Representantes do Banco Regional de Desenvolvimento do Extremo Sul (BRDE) ressaltaram a possibilidade de formalizar uma Parceria Público-Privada para viabilizar o projeto do Trem Pé Vermelho, que deve interligar as regiões metropolitanas de Londrina e de Maringá.

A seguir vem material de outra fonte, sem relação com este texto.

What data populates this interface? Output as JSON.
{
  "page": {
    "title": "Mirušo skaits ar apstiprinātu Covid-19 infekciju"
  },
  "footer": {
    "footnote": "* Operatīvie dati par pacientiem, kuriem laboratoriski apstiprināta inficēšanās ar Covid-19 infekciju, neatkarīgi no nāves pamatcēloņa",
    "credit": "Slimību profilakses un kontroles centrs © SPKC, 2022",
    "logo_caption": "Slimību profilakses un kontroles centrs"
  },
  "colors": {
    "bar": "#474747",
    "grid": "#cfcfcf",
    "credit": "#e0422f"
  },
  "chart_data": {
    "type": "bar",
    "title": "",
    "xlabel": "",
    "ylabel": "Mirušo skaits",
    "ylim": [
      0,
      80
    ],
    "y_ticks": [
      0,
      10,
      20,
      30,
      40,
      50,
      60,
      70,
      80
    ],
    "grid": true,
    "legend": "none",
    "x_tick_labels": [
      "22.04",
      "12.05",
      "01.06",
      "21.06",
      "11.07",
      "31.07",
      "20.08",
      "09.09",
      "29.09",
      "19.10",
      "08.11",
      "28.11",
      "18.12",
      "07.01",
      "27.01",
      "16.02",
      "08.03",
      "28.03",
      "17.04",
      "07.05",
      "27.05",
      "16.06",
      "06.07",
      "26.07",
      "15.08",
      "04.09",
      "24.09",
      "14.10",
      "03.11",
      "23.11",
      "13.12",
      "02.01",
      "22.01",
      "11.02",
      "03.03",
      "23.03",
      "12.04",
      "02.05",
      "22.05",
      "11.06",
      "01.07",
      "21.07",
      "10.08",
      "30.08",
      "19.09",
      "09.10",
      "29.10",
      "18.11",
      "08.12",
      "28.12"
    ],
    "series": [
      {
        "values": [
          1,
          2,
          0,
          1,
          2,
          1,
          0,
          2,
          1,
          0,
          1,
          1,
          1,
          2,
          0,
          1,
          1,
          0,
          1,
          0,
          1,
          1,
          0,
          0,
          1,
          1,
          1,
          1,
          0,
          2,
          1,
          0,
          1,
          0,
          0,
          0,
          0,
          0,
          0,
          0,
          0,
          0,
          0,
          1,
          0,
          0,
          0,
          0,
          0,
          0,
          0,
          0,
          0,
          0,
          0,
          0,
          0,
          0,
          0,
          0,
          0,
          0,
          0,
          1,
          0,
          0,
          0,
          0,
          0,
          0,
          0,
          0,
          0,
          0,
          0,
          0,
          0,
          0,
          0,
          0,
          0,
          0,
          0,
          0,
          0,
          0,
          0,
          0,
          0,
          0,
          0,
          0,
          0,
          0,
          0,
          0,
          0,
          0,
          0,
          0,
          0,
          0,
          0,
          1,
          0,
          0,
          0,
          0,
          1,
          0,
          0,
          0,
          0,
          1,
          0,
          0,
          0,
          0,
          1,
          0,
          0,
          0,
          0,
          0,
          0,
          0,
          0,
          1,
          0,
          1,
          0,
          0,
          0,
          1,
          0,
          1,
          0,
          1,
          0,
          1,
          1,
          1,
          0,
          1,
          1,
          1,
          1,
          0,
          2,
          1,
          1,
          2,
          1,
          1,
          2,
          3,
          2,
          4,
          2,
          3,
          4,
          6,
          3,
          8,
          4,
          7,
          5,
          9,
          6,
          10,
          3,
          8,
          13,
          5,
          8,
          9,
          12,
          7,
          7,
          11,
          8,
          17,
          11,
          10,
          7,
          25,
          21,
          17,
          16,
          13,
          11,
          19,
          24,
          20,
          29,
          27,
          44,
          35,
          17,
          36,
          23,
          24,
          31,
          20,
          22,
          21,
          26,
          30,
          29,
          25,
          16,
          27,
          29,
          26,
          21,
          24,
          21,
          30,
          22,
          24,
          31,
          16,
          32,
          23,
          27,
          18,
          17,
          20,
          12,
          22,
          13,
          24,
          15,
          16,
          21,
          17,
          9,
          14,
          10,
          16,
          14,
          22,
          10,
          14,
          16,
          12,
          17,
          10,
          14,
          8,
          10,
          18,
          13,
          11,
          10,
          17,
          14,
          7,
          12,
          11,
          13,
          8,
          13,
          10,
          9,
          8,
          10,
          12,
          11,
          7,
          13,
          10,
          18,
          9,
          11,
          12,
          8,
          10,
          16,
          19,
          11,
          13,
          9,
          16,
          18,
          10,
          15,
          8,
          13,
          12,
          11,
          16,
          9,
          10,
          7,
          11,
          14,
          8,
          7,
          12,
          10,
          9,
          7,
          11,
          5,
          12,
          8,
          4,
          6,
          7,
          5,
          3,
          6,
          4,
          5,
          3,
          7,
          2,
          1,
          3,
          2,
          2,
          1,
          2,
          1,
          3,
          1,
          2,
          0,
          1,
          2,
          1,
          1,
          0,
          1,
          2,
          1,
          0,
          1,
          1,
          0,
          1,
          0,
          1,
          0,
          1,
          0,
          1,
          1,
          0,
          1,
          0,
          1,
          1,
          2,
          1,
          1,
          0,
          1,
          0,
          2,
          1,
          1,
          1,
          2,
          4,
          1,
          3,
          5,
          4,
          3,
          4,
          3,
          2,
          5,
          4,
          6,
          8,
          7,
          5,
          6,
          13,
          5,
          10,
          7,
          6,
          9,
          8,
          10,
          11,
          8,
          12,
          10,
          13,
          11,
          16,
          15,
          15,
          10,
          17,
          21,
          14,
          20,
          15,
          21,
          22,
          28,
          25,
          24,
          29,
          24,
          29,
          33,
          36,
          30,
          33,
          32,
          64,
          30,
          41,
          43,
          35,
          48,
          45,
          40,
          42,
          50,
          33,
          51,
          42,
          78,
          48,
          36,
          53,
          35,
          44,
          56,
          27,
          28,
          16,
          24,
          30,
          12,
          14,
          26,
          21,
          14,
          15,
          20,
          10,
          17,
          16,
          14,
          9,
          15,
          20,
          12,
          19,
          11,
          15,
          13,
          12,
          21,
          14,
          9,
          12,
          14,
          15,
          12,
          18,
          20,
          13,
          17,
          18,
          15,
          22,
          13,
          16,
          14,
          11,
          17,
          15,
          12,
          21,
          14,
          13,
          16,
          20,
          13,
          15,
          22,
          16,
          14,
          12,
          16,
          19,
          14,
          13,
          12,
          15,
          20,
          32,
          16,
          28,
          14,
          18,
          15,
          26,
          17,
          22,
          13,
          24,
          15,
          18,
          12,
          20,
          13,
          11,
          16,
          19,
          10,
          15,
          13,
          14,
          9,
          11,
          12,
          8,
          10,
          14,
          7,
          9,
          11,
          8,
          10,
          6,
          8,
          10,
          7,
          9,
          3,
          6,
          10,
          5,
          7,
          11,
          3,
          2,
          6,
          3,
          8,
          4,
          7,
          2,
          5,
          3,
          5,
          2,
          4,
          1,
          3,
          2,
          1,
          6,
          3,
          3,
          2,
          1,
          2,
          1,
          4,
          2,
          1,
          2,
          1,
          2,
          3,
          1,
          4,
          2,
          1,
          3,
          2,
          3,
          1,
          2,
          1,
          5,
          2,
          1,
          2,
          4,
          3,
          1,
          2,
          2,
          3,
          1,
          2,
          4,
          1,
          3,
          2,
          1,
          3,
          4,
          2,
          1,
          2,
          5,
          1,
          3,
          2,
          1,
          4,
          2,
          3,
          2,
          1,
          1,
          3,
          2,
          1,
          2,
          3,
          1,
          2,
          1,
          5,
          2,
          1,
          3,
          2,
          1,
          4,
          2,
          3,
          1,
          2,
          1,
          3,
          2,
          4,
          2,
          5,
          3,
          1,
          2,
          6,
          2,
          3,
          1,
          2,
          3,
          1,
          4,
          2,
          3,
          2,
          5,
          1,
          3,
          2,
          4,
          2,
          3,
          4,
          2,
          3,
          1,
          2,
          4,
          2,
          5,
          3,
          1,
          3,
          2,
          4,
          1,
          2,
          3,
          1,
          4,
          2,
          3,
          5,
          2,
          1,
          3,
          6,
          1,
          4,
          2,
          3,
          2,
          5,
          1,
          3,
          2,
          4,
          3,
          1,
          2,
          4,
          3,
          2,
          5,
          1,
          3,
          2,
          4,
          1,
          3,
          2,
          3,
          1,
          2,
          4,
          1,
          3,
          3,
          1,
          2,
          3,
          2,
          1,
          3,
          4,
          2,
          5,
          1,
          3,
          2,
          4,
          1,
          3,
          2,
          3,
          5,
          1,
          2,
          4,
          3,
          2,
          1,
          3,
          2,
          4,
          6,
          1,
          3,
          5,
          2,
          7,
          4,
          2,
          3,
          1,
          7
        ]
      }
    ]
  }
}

Em visita à Folha, o diretor de Operações do BRDE, Wilson Quinteiro, ressaltou que a medida poderia auxiliar o desenvolvimento das cidades da região. "Nós temos condições de fazer, dentro dessa natureza das PPPs [Parcerias Público-Privadas], temos como financiar rodovias e ferrovias e fazer investimentos dessa ordem. Nós visualizamos o eixo Maringá e Londrina, passando por cidades como Apucarana, Sarandi, Arapongas e Rolândia, com um eixo de cidades que estão em um momento em que nós temos que acreditar, atraindo investimentos internamente para esses municípios", ressaltou.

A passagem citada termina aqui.